As the court case is still ongoing, Orem City Attorney Greg Stephens declined to discuss the details of the matter.
“I can tell you there is a huge discrepancy between what they feel the facts are and what we feel the facts are,” he said.
Next steps in the case
Katie Steffey, the attorney for Northgate, chuckled when she quoted the phrase “the wheels of justice grind slowly.”
“This is the extreme of that,” she said. “It’s frustrating for our client. They would like to be able to move forward and get this resolved.”
Right now, both sides are waiting on the Supreme Court decision on whether or not Northgate can use their expert witnesses. The ruling could happen anytime between six months and a year.
Legal fees continue to pile up the longer the case drags on. The lengthy court case also impacts the memories of those called on to testify.
At one point, Northgate filed to move the court case out of Utah County because Steffey worried the jury trial would struggle to be impartial.
“There are certain factors you want to consider when you have a jury.
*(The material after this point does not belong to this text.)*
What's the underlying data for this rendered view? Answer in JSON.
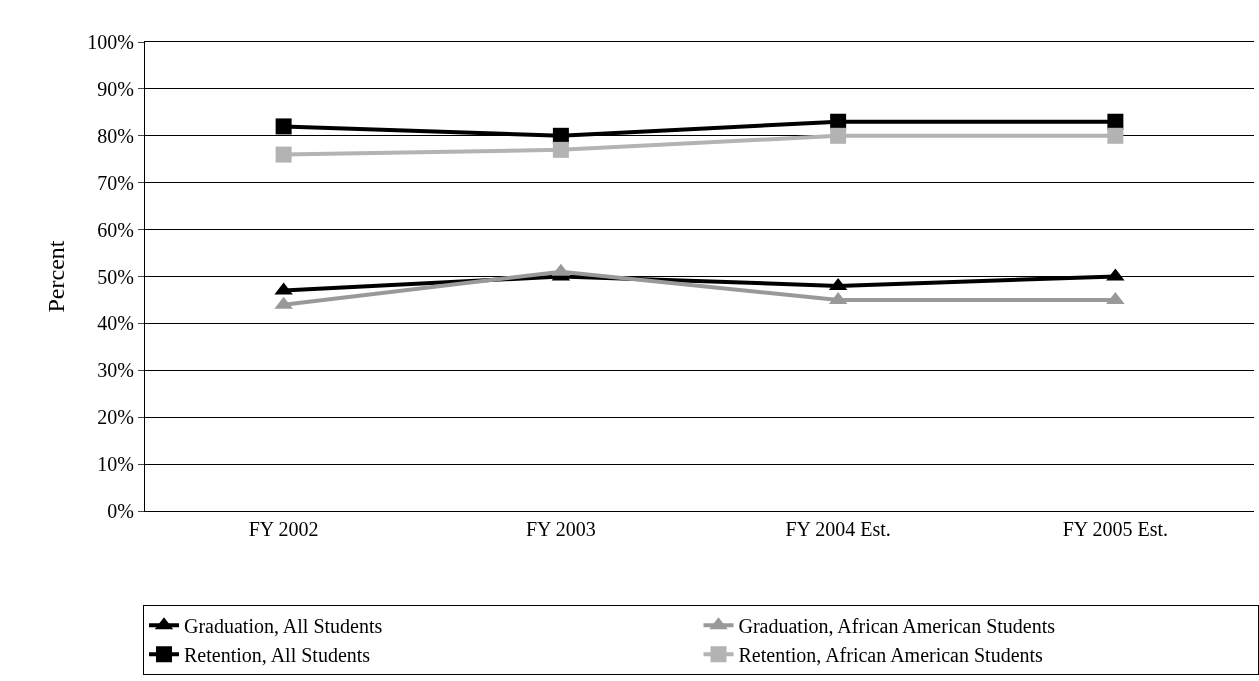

One of them is you don’t want them to be able to go and do independent investigations on their own,” she explained. “You don’t want them to go and look at the site and do their own investigation because that’s not the evidence that is presented at the trial.”
But since the judge denied the motion, she expects the case to be tried in 4th District Court in Provo.
“We want to go forward. We think we’ve got the law on our side,” she said. “We think we’ve got the facts on our side and we want to be able to present to a jury.”